Is there a word to describe a Tin Pan Alley tune’s premeditated murder? Melodicide? Euthananthem? Whatever you call it, the crime seems lately to know no better practitioner than Richard Perry. Having enabled Rod Stewart to slaughter “These Foolish Things,” “Bewitched,” “Night and Day” and some three dozen others across three bloodless discs, Perry takes aim at Carly Simon.
That Perry has, in the past, proven exceptionally gifted at pop puppet mastery is undeniable.
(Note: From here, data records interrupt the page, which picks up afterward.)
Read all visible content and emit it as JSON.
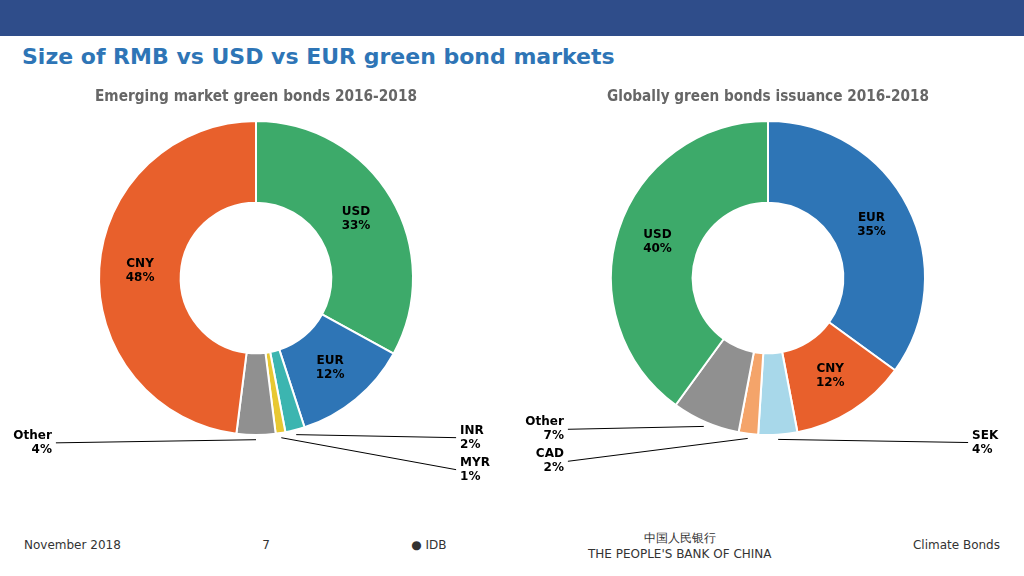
{
  "title": "Size of RMB vs USD vs EUR green bond markets",
  "annotations": [
    "November 2018",
    "7",
    "● IDB",
    "中国人民银行\nTHE PEOPLE'S BANK OF CHINA",
    "Climate Bonds"
  ],
  "chart_data": [
    {
      "type": "doughnut",
      "title": "Emerging market green bonds 2016-2018",
      "categories": [
        "USD",
        "EUR",
        "INR",
        "MYR",
        "Other",
        "CNY"
      ],
      "values": [
        33,
        12,
        2,
        1,
        4,
        48
      ],
      "value_labels": [
        "33%",
        "12%",
        "2%",
        "1%",
        "4%",
        "48%"
      ],
      "colors": [
        "#3DAA6A",
        "#2E75B6",
        "#3CB5B0",
        "#E8C832",
        "#909090",
        "#E8602C"
      ],
      "data_labels": true
    },
    {
      "type": "doughnut",
      "title": "Globally green bonds issuance 2016-2018",
      "categories": [
        "EUR",
        "CNY",
        "SEK",
        "CAD",
        "Other",
        "USD"
      ],
      "values": [
        35,
        12,
        4,
        2,
        7,
        40
      ],
      "value_labels": [
        "35%",
        "12%",
        "4%",
        "2%",
        "7%",
        "40%"
      ],
      "colors": [
        "#2E75B6",
        "#E8602C",
        "#A8D8EA",
        "#F4A46A",
        "#909090",
        "#3DAA6A"
      ],
      "data_labels": true
    }
  ]
}
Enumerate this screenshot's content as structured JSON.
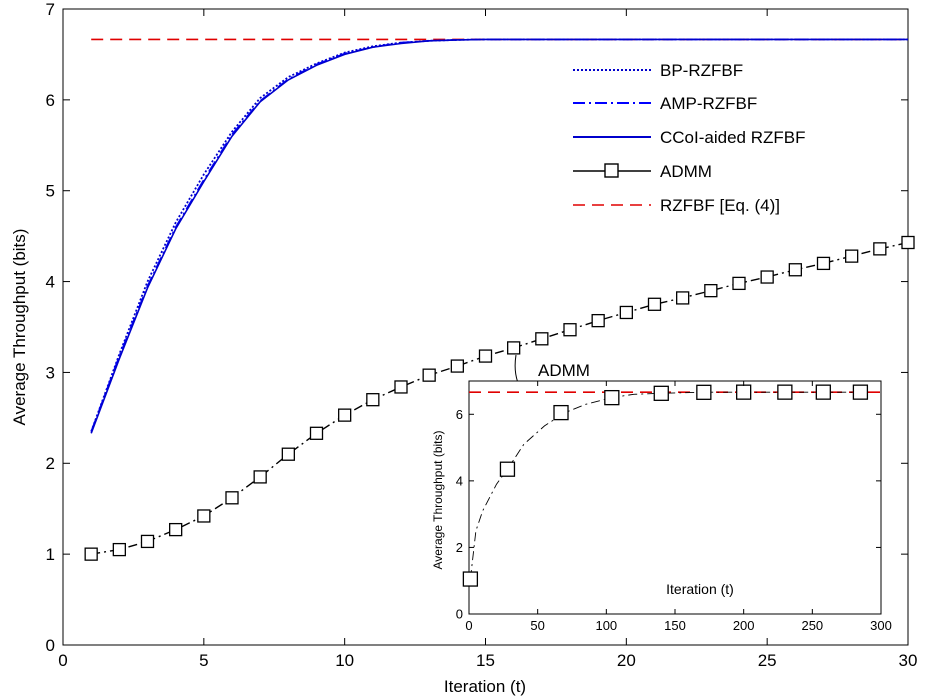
{
  "chart_data": [
    {
      "type": "line",
      "title": "",
      "xlabel": "Iteration (t)",
      "ylabel": "Average Throughput (bits)",
      "xlim": [
        0,
        30
      ],
      "ylim": [
        0,
        7
      ],
      "xticks": [
        0,
        5,
        10,
        15,
        20,
        25,
        30
      ],
      "yticks": [
        0,
        1,
        2,
        3,
        4,
        5,
        6,
        7
      ],
      "grid": false,
      "legend_position": "top-right",
      "series": [
        {
          "name": "BP-RZFBF",
          "color": "#0000cc",
          "style": "dotted",
          "x": [
            1,
            2,
            3,
            4,
            5,
            6,
            7,
            8,
            9,
            10,
            11,
            12,
            13,
            14,
            15,
            20,
            25,
            30
          ],
          "y": [
            2.35,
            3.2,
            4.0,
            4.65,
            5.18,
            5.65,
            6.02,
            6.25,
            6.4,
            6.52,
            6.59,
            6.63,
            6.65,
            6.66,
            6.665,
            6.665,
            6.665,
            6.665
          ]
        },
        {
          "name": "AMP-RZFBF",
          "color": "#0000ff",
          "style": "dashdot",
          "x": [
            1,
            2,
            3,
            4,
            5,
            6,
            7,
            8,
            9,
            10,
            11,
            12,
            13,
            14,
            15,
            20,
            25,
            30
          ],
          "y": [
            2.35,
            3.18,
            3.95,
            4.6,
            5.12,
            5.62,
            5.99,
            6.23,
            6.39,
            6.51,
            6.58,
            6.63,
            6.65,
            6.66,
            6.665,
            6.665,
            6.665,
            6.665
          ]
        },
        {
          "name": "CCoI-aided RZFBF",
          "color": "#0000cc",
          "style": "solid",
          "x": [
            1,
            2,
            3,
            4,
            5,
            6,
            7,
            8,
            9,
            10,
            11,
            12,
            13,
            14,
            15,
            20,
            25,
            30
          ],
          "y": [
            2.33,
            3.15,
            3.93,
            4.58,
            5.1,
            5.6,
            5.98,
            6.22,
            6.38,
            6.5,
            6.58,
            6.62,
            6.65,
            6.66,
            6.665,
            6.665,
            6.665,
            6.665
          ]
        },
        {
          "name": "ADMM",
          "color": "#000000",
          "style": "dashdot-square",
          "x": [
            1,
            2,
            3,
            4,
            5,
            6,
            7,
            8,
            9,
            10,
            11,
            12,
            13,
            14,
            15,
            16,
            17,
            18,
            19,
            20,
            21,
            22,
            23,
            24,
            25,
            26,
            27,
            28,
            29,
            30
          ],
          "y": [
            1.0,
            1.05,
            1.14,
            1.27,
            1.42,
            1.62,
            1.85,
            2.1,
            2.33,
            2.53,
            2.7,
            2.84,
            2.97,
            3.07,
            3.18,
            3.27,
            3.37,
            3.47,
            3.57,
            3.66,
            3.75,
            3.82,
            3.9,
            3.98,
            4.05,
            4.13,
            4.2,
            4.28,
            4.36,
            4.43
          ]
        },
        {
          "name": "RZFBF [Eq. (4)]",
          "color": "#e00000",
          "style": "dashed",
          "x": [
            1,
            30
          ],
          "y": [
            6.665,
            6.665
          ]
        }
      ],
      "annotation": "ADMM"
    },
    {
      "type": "line",
      "title": "",
      "xlabel": "Iteration (t)",
      "ylabel": "Average Throughput (bits)",
      "xlim": [
        0,
        300
      ],
      "ylim": [
        0,
        7
      ],
      "xticks": [
        0,
        50,
        100,
        150,
        200,
        250,
        300
      ],
      "yticks": [
        0,
        2,
        4,
        6
      ],
      "grid": false,
      "series": [
        {
          "color": "#000000",
          "style": "dashdot-square",
          "x": [
            1,
            5,
            10,
            20,
            28,
            40,
            55,
            70,
            85,
            104,
            120,
            140,
            170,
            200,
            230,
            260,
            285
          ],
          "y": [
            1.05,
            2.5,
            3.1,
            3.9,
            4.35,
            5.1,
            5.65,
            6.05,
            6.3,
            6.5,
            6.6,
            6.63,
            6.665,
            6.665,
            6.665,
            6.665,
            6.665
          ],
          "markers_x": [
            1,
            28,
            67,
            104,
            140,
            171,
            200,
            230,
            258,
            285
          ],
          "markers_y": [
            1.05,
            4.35,
            6.05,
            6.5,
            6.63,
            6.66,
            6.665,
            6.665,
            6.665,
            6.665
          ]
        },
        {
          "color": "#e00000",
          "style": "dashed",
          "x": [
            0,
            300
          ],
          "y": [
            6.665,
            6.665
          ]
        }
      ]
    }
  ]
}
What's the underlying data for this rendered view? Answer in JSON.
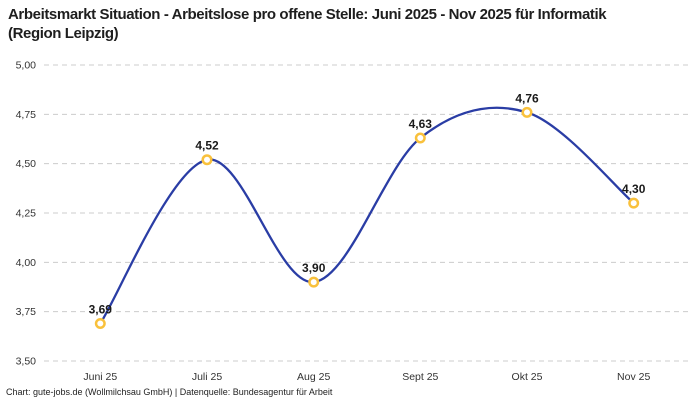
{
  "header": {
    "title": "Arbeitsmarkt Situation - Arbeitslose pro offene Stelle: Juni 2025 - Nov 2025 für Informatik (Region Leipzig)"
  },
  "footer": {
    "attribution": "Chart: gute-jobs.de (Wollmilchsau GmbH) | Datenquelle: Bundesagentur für Arbeit"
  },
  "chart_data": {
    "type": "line",
    "title": "Arbeitsmarkt Situation - Arbeitslose pro offene Stelle: Juni 2025 - Nov 2025 für Informatik (Region Leipzig)",
    "categories": [
      "Juni 25",
      "Juli 25",
      "Aug 25",
      "Sept 25",
      "Okt 25",
      "Nov 25"
    ],
    "values": [
      3.69,
      4.52,
      3.9,
      4.63,
      4.76,
      4.3
    ],
    "value_labels": [
      "3,69",
      "4,52",
      "3,90",
      "4,63",
      "4,76",
      "4,30"
    ],
    "ytick_values": [
      5.0,
      4.75,
      4.5,
      4.25,
      4.0,
      3.75,
      3.5
    ],
    "ytick_labels": [
      "5,00",
      "4,75",
      "4,50",
      "4,25",
      "4,00",
      "3,75",
      "3,50"
    ],
    "ylim": [
      3.5,
      5.0
    ],
    "xlabel": "",
    "ylabel": "",
    "grid": "horizontal-dashed",
    "legend": "none",
    "smooth": true,
    "colors": {
      "line": "#2a3da5",
      "marker": "#f9c13c",
      "marker_fill": "#ffffff",
      "grid": "#cccccc",
      "label": "#1a1a1a",
      "tick": "#333333"
    }
  }
}
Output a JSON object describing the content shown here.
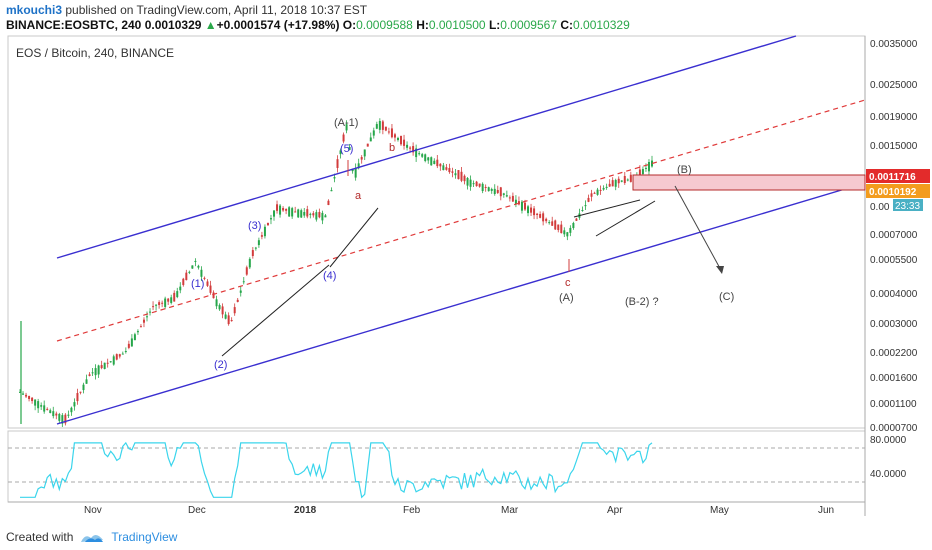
{
  "header": {
    "user": "mkouchi3",
    "published_text": "published on TradingView.com, April 11, 2018 10:37 EST",
    "symbol": "BINANCE:EOSBTC, 240",
    "last": "0.0010329",
    "change": "+0.0001574 (+17.98%)",
    "o_label": "O:",
    "o": "0.0009588",
    "h_label": "H:",
    "h": "0.0010500",
    "l_label": "L:",
    "l": "0.0009567",
    "c_label": "C:",
    "c": "0.0010329"
  },
  "chart_title": "EOS / Bitcoin, 240, BINANCE",
  "price_tags": {
    "red": "0.0011716",
    "orange": "0.0010192",
    "blue_time": "23:33",
    "current_partial": "0.00"
  },
  "footer": {
    "created_with": "Created with",
    "brand": "TradingView"
  },
  "colors": {
    "channel": "#3a2fd0",
    "median": "#e03a3a",
    "candle_up": "#26a64a",
    "candle_down": "#d23c3c",
    "rsi": "#3bd5ec",
    "box_fill": "#f6c9d0",
    "tag_red": "#e32b2b",
    "tag_orange": "#f39c1e",
    "tag_blue": "#4ab0c4"
  },
  "chart_data": {
    "type": "line",
    "title": "EOS / Bitcoin, 240, BINANCE",
    "scale": "log",
    "price_ticks": [
      "0.0035000",
      "0.0025000",
      "0.0019000",
      "0.0015000",
      "0.0007000",
      "0.0005500",
      "0.0004000",
      "0.0003000",
      "0.0002200",
      "0.0001600",
      "0.0001100",
      "0.0000700"
    ],
    "x_ticks": [
      "Nov",
      "Dec",
      "2018",
      "Feb",
      "Mar",
      "Apr",
      "May",
      "Jun"
    ],
    "rsi_ticks": [
      "80.0000",
      "40.0000"
    ],
    "price_series": [
      {
        "date": "2017-10-13",
        "close": 0.0001
      },
      {
        "date": "2017-10-20",
        "close": 8.5e-05
      },
      {
        "date": "2017-10-26",
        "close": 7.5e-05
      },
      {
        "date": "2017-11-02",
        "close": 0.00012
      },
      {
        "date": "2017-11-12",
        "close": 0.00015
      },
      {
        "date": "2017-11-20",
        "close": 0.00024
      },
      {
        "date": "2017-11-26",
        "close": 0.00026
      },
      {
        "date": "2017-12-02",
        "close": 0.00038
      },
      {
        "date": "2017-12-08",
        "close": 0.00025
      },
      {
        "date": "2017-12-12",
        "close": 0.0002
      },
      {
        "date": "2017-12-18",
        "close": 0.0004
      },
      {
        "date": "2017-12-25",
        "close": 0.00065
      },
      {
        "date": "2018-01-01",
        "close": 0.00062
      },
      {
        "date": "2018-01-08",
        "close": 0.0006
      },
      {
        "date": "2018-01-14",
        "close": 0.0015
      },
      {
        "date": "2018-01-16",
        "close": 0.0009
      },
      {
        "date": "2018-01-23",
        "close": 0.00155
      },
      {
        "date": "2018-02-01",
        "close": 0.0012
      },
      {
        "date": "2018-02-10",
        "close": 0.001
      },
      {
        "date": "2018-02-18",
        "close": 0.00085
      },
      {
        "date": "2018-02-28",
        "close": 0.00075
      },
      {
        "date": "2018-03-10",
        "close": 0.0006
      },
      {
        "date": "2018-03-18",
        "close": 0.0005
      },
      {
        "date": "2018-03-25",
        "close": 0.00075
      },
      {
        "date": "2018-04-01",
        "close": 0.00085
      },
      {
        "date": "2018-04-06",
        "close": 0.00088
      },
      {
        "date": "2018-04-11",
        "close": 0.0010329
      }
    ],
    "wave_labels": [
      "(A-1)",
      "(5)",
      "(3)",
      "(1)",
      "(2)",
      "(4)",
      "a",
      "b",
      "c",
      "(A)",
      "(B)",
      "(B-2) ?",
      "(C)"
    ]
  }
}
One need look no further than his long-ago work with Simon on No Secrets, which served up the pop masterpiece “You’re So Vain,” and Hotcakes, with its effectively assertive “Haven’t Got Time for the Pain.” But as the Stewart discs so gratingly prove, apply the same athletic production principles to the delicate ilk of “All the Things You Are,” “In the Still of the Night” or “Moonglow” and it’s like drowning kittens in frat-party-sized beer kegs.
As demonstrated on her three previous collections of standards (respectively showcasing the keenly appropriate control-room gentility of Marty Paich, Mike Mainieri and Jimmy Webb), Simon has both the chops and the intelligence to make this material work for her. She deserves better than this overcooked pabulum.